JEFF GUNTZEL: Well, I think — I mean, the thing I’d like to say is, you know, you saw something very interesting and typical happen just after they were released — or just after they were kidnapped, I’m sorry. Initially, you often saw their names next to the names of their Iraqi colleagues. The two of them who were kidnapped, Raad and Mahnouz. But as you kind of followed the story, which I did every 20 minutes for three weeks, those names started dropping away and it became the two Italians, it became the Simonas, and the Iraqis just kind of disappeared. And you wondered had the Italians not been kidnapped with them, would the story have disappeared altogether. And that certainly has happened with kidnappings of Iraqis just going about more ordinary lives inside Iraq. I was there just after the invasion, about two weeks after the invasion. Already, you were starting to hear rumors about the abductions of young girls. That was the first thing you started to hear. Then the children of the rich, older boys, maybe 15 to 17 were being kidnapped and sold back to their families for a ransom. And it was difficult to tell just then if it was rumor or fact. But then the news stories started coming out. There have not been many of them. You can find a handful talking about this underground economy of kidnapping. So, I think the important thing when we talk about these kidnappings and all of the internationals that are held, the internationals that have been killed, is to remember all of the Iraqis who are daily faced with this threat. It’s kept some of them out of schools, it’s kept a lot of people off the street. I have a friend who is working for the American Friend Service Committee, has been in Baghdad for the better part of the last year-and-a-half. In one week four months ago, their landlord knew of, had some connection to, seven Iraqis who were kidnapped. And as I recall it, all but one of them were returned alive. But one was actually killed. Of course, these do not make the headlines. It’s very important to keep that in mind.

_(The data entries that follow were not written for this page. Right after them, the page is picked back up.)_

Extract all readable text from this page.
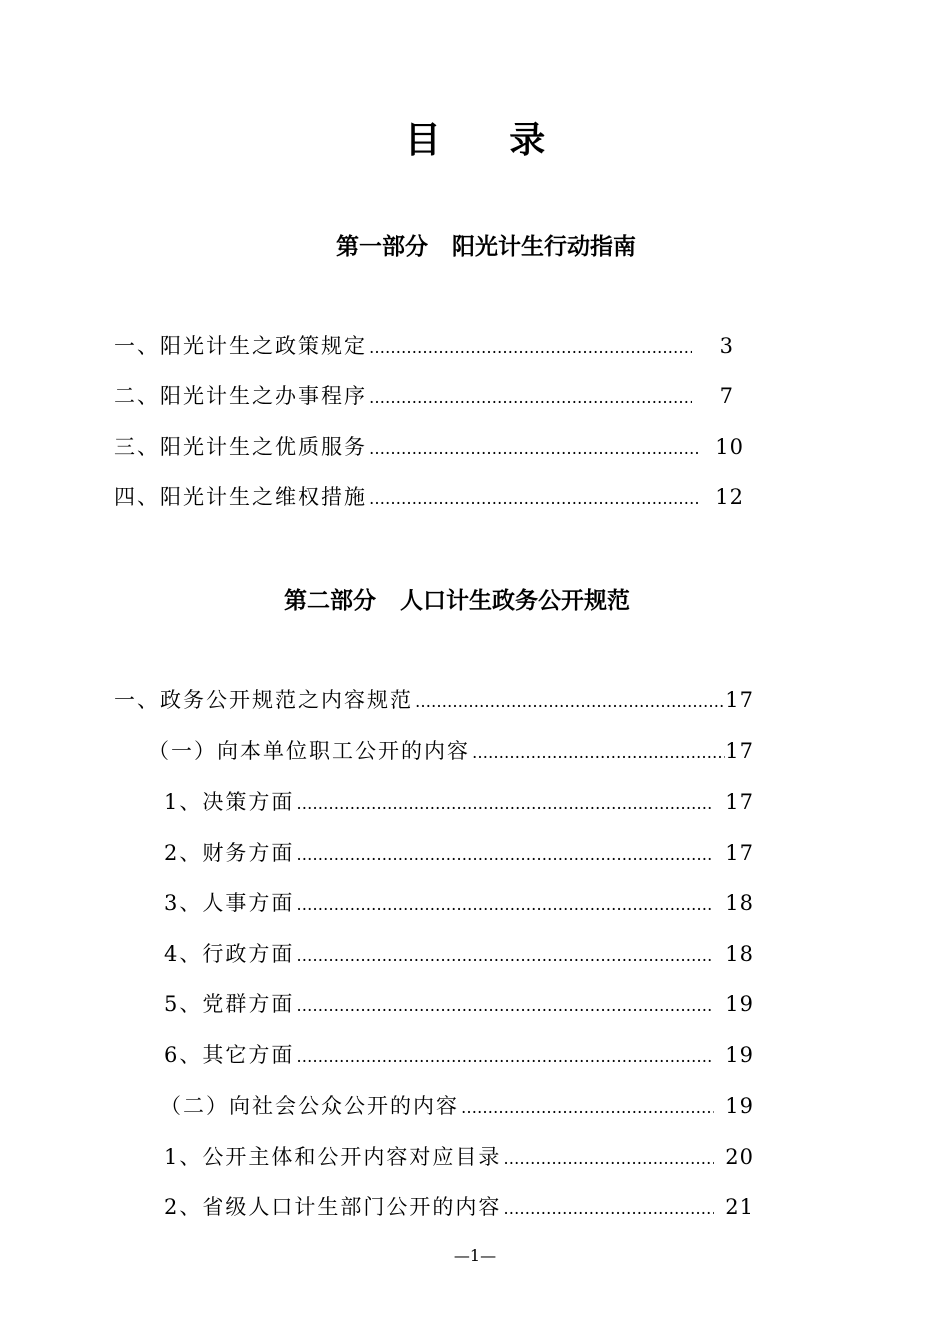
目 录
第一部分   阳光计生行动指南
一、阳光计生之政策规定 …………………………………………………………………………………………………………………………………………………………	3
二、阳光计生之办事程序 …………………………………………………………………………………………………………………………………………………………	7
三、阳光计生之优质服务 …………………………………………………………………………………………………………………………………………………………	10
四、阳光计生之维权措施 …………………………………………………………………………………………………………………………………………………………	12
第二部分   人口计生政务公开规范
一、政务公开规范之内容规范 …………………………………………………………………………………………………………………………………………………………	17
（一）向本单位职工公开的内容 …………………………………………………………………………………………………………………………………………………………	17
1、决策方面 …………………………………………………………………………………………………………………………………………………………	17
2、财务方面 …………………………………………………………………………………………………………………………………………………………	17
3、人事方面 …………………………………………………………………………………………………………………………………………………………	18
4、行政方面 …………………………………………………………………………………………………………………………………………………………	18
5、党群方面 …………………………………………………………………………………………………………………………………………………………	19
6、其它方面 …………………………………………………………………………………………………………………………………………………………	19
（二）向社会公众公开的内容 …………………………………………………………………………………………………………………………………………………………	19
1、公开主体和公开内容对应目录 …………………………………………………………………………………………………………………………………………………………	20
2、省级人口计生部门公开的内容 …………………………………………………………………………………………………………………………………………………………	21
—1—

AMY GOODMAN: One other thing that is not discussed very much in the media is what A Bridge to Baghdad does and their position on the occupation, not to mention the invasion.

JEFF GUNTZEL: Sure. What they do is — I mean, specifically recently, they have been involved in water projects trying to rehabilitate water systems in small towns in Iraq. They have been involved in helping schools. They have often been involved in work with the schools for as long as I have known of them and have been affiliated with them at all. They have worked with the U.N. and in partnership with the U.N. a lot. So, they have really been a humanitarian organization, but inside Italy, they’re an anti-war organization. They’re pacifists. They were against the war, they were against the sanctions, and they’ve been kind of the leading voice there, sending that message. So it was ironic last night to watch — see the pictures. You could see them smiling, and you can see Berlusconi kind of popping up behind them, kind of trying to get in the picture, but they were paying him no mind. There’s good reason for that.

AMY GOODMAN: Jeff Guntzel, I want to thank you very much for being with us. Reporter with the National Catholic Reporter. He has been to Iraq nine times, knew one of the Simonas, Simona Torretta, very well, for five years. This is Democracy Now!